National Geographic Admits Past Racist Coverage

'We had to own our story to move beyond it'
By Newser Editors and Wire Services
Posted Mar 13, 2018 12:40 AM CDT
Updated Mar 13, 2018 5:03 AM CDT
National Geographic Admits Past Racist Coverage
The cover of the April 2018 issue of National Geographic magazine.   (National Geographic via AP)

National Geographic has acknowledged that it covered the world through a racist lens for generations, with its magazine portrayals of bare-breasted women and naive brown-skinned tribesmen as savage, unsophisticated, and unintelligent. "We had to own our story to move beyond it," editor-in-chief Susan Goldberg tells the AP in an interview about the magazine's April issue, which is devoted to race. National Geographic first published its magazine in 1888. An investigation conducted last fall by University of Virginia photography historian John Edwin Mason showed that until the 1970s, it virtually ignored people of color in the US who were not domestic workers or laborers, and it reinforced repeatedly the idea that people of color from foreign lands were "exotics, famously and frequently unclothed, happy hunters, noble savages—every type of cliché."
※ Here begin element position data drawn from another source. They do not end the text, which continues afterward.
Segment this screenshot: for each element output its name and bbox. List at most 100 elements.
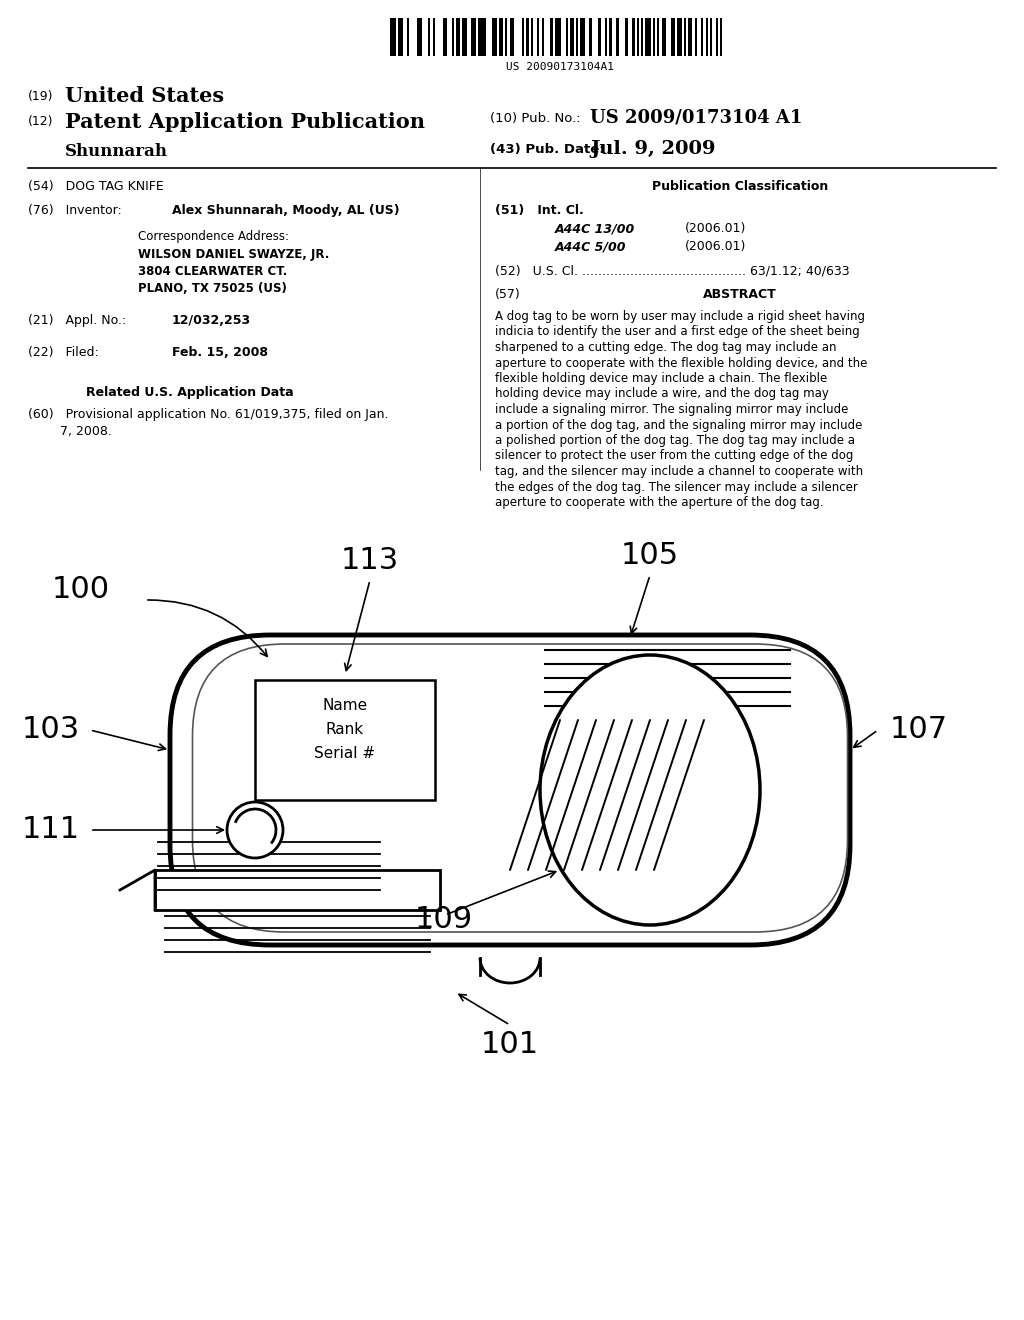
Text: Patent Application Publication: Patent Application Publication xyxy=(65,112,425,132)
Text: US 20090173104A1: US 20090173104A1 xyxy=(506,62,614,73)
Bar xyxy=(575,18,578,55)
Text: Publication Classification: Publication Classification xyxy=(652,180,828,193)
Bar xyxy=(452,18,454,55)
Text: a polished portion of the dog tag. The dog tag may include a: a polished portion of the dog tag. The d… xyxy=(495,434,855,447)
Bar xyxy=(711,18,713,55)
Polygon shape xyxy=(120,870,155,909)
Bar xyxy=(390,18,395,55)
Text: silencer to protect the user from the cutting edge of the dog: silencer to protect the user from the cu… xyxy=(495,450,853,462)
Text: 113: 113 xyxy=(341,546,399,576)
Text: United States: United States xyxy=(65,86,224,106)
Bar xyxy=(471,18,476,55)
Text: aperture to cooperate with the flexible holding device, and the: aperture to cooperate with the flexible … xyxy=(495,356,867,370)
Bar xyxy=(598,18,601,55)
Bar xyxy=(525,18,529,55)
Text: 109: 109 xyxy=(415,906,473,935)
Text: (12): (12) xyxy=(28,115,53,128)
Text: (10) Pub. No.:: (10) Pub. No.: xyxy=(490,112,581,125)
Bar xyxy=(407,18,409,55)
Text: (54)   DOG TAG KNIFE: (54) DOG TAG KNIFE xyxy=(28,180,164,193)
Text: 7, 2008.: 7, 2008. xyxy=(28,425,112,438)
Bar xyxy=(605,18,607,55)
Bar xyxy=(555,18,561,55)
FancyBboxPatch shape xyxy=(170,635,850,945)
Text: A44C 5/00: A44C 5/00 xyxy=(555,240,627,253)
Bar xyxy=(625,18,629,55)
Bar xyxy=(443,18,446,55)
Text: tag, and the silencer may include a channel to cooperate with: tag, and the silencer may include a chan… xyxy=(495,465,863,478)
Text: (52)   U.S. Cl. ......................................... 63/1.12; 40/633: (52) U.S. Cl. ..........................… xyxy=(495,264,850,277)
Bar xyxy=(615,18,620,55)
Text: 3804 CLEARWATER CT.: 3804 CLEARWATER CT. xyxy=(138,265,288,279)
Bar xyxy=(492,18,498,55)
Text: Feb. 15, 2008: Feb. 15, 2008 xyxy=(172,346,268,359)
Text: include a signaling mirror. The signaling mirror may include: include a signaling mirror. The signalin… xyxy=(495,403,848,416)
Circle shape xyxy=(227,803,283,858)
Text: holding device may include a wire, and the dog tag may: holding device may include a wire, and t… xyxy=(495,388,828,400)
Bar xyxy=(645,18,651,55)
Text: 100: 100 xyxy=(52,576,110,605)
Text: sharpened to a cutting edge. The dog tag may include an: sharpened to a cutting edge. The dog tag… xyxy=(495,341,837,354)
Bar xyxy=(570,18,573,55)
Text: ABSTRACT: ABSTRACT xyxy=(703,288,777,301)
Bar xyxy=(478,18,486,55)
FancyBboxPatch shape xyxy=(255,680,435,800)
Text: (2006.01): (2006.01) xyxy=(685,222,746,235)
Bar xyxy=(462,18,467,55)
Text: indicia to identify the user and a first edge of the sheet being: indicia to identify the user and a first… xyxy=(495,326,860,338)
Text: PLANO, TX 75025 (US): PLANO, TX 75025 (US) xyxy=(138,282,287,294)
Text: (19): (19) xyxy=(28,90,53,103)
Text: 111: 111 xyxy=(22,816,80,845)
Text: Shunnarah: Shunnarah xyxy=(65,143,168,160)
Text: 101: 101 xyxy=(481,1030,539,1059)
Bar xyxy=(550,18,553,55)
Bar xyxy=(521,18,523,55)
Bar xyxy=(720,18,722,55)
Text: Alex Shunnarah, Moody, AL (US): Alex Shunnarah, Moody, AL (US) xyxy=(172,205,399,216)
Bar xyxy=(641,18,643,55)
Bar xyxy=(701,18,702,55)
Bar xyxy=(632,18,635,55)
Bar xyxy=(707,18,709,55)
Text: US 2009/0173104 A1: US 2009/0173104 A1 xyxy=(590,110,803,127)
Text: a portion of the dog tag, and the signaling mirror may include: a portion of the dog tag, and the signal… xyxy=(495,418,862,432)
Bar xyxy=(580,18,586,55)
Text: 105: 105 xyxy=(621,541,679,570)
Bar xyxy=(688,18,692,55)
Text: Name: Name xyxy=(323,698,368,713)
Bar xyxy=(637,18,639,55)
Bar xyxy=(663,18,666,55)
Text: (2006.01): (2006.01) xyxy=(685,240,746,253)
Text: Serial #: Serial # xyxy=(314,746,376,762)
Bar xyxy=(716,18,718,55)
Text: aperture to cooperate with the aperture of the dog tag.: aperture to cooperate with the aperture … xyxy=(495,496,823,510)
Text: Jul. 9, 2009: Jul. 9, 2009 xyxy=(590,140,716,158)
Text: 103: 103 xyxy=(22,715,80,744)
Bar xyxy=(543,18,544,55)
Text: Rank: Rank xyxy=(326,722,365,737)
Ellipse shape xyxy=(540,655,760,925)
Text: (22)   Filed:: (22) Filed: xyxy=(28,346,98,359)
Text: flexible holding device may include a chain. The flexible: flexible holding device may include a ch… xyxy=(495,372,827,385)
Bar xyxy=(397,18,403,55)
Bar xyxy=(505,18,507,55)
Bar xyxy=(417,18,422,55)
Text: (57): (57) xyxy=(495,288,521,301)
Text: the edges of the dog tag. The silencer may include a silencer: the edges of the dog tag. The silencer m… xyxy=(495,480,858,494)
Text: A44C 13/00: A44C 13/00 xyxy=(555,222,635,235)
Bar xyxy=(695,18,697,55)
Bar xyxy=(433,18,435,55)
Bar xyxy=(609,18,612,55)
Bar xyxy=(428,18,429,55)
Text: Correspondence Address:: Correspondence Address: xyxy=(138,230,289,243)
Bar xyxy=(510,18,514,55)
Text: (60)   Provisional application No. 61/019,375, filed on Jan.: (60) Provisional application No. 61/019,… xyxy=(28,408,388,421)
Polygon shape xyxy=(155,870,440,909)
Text: WILSON DANIEL SWAYZE, JR.: WILSON DANIEL SWAYZE, JR. xyxy=(138,248,330,261)
Bar xyxy=(531,18,534,55)
Bar xyxy=(653,18,655,55)
Text: 107: 107 xyxy=(890,715,948,744)
Bar xyxy=(566,18,568,55)
Text: A dog tag to be worn by user may include a rigid sheet having: A dog tag to be worn by user may include… xyxy=(495,310,865,323)
Bar xyxy=(589,18,592,55)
For example, in a 1916 article about Australia, the caption on a photo of two Aboriginal people read: "South Australian Blackfellows: These savages rank lowest in intelligence of all human beings." In addition, National Geographic perpetuated the cliche of native people fascinated by technology and overloaded the magazine with pictures of beautiful Pacific island women."I think National Geographic was a product of its time," Goldberg says. "It started at the height of colonialism and that is the lens through which it covered the world." In the April issue, Goldberg, who is National Geographic's first woman and first Jewish editor, wrote a letter titled "For Decades, Our Coverage Was Racist. To Rise Above Our Past, We Must Acknowledge It."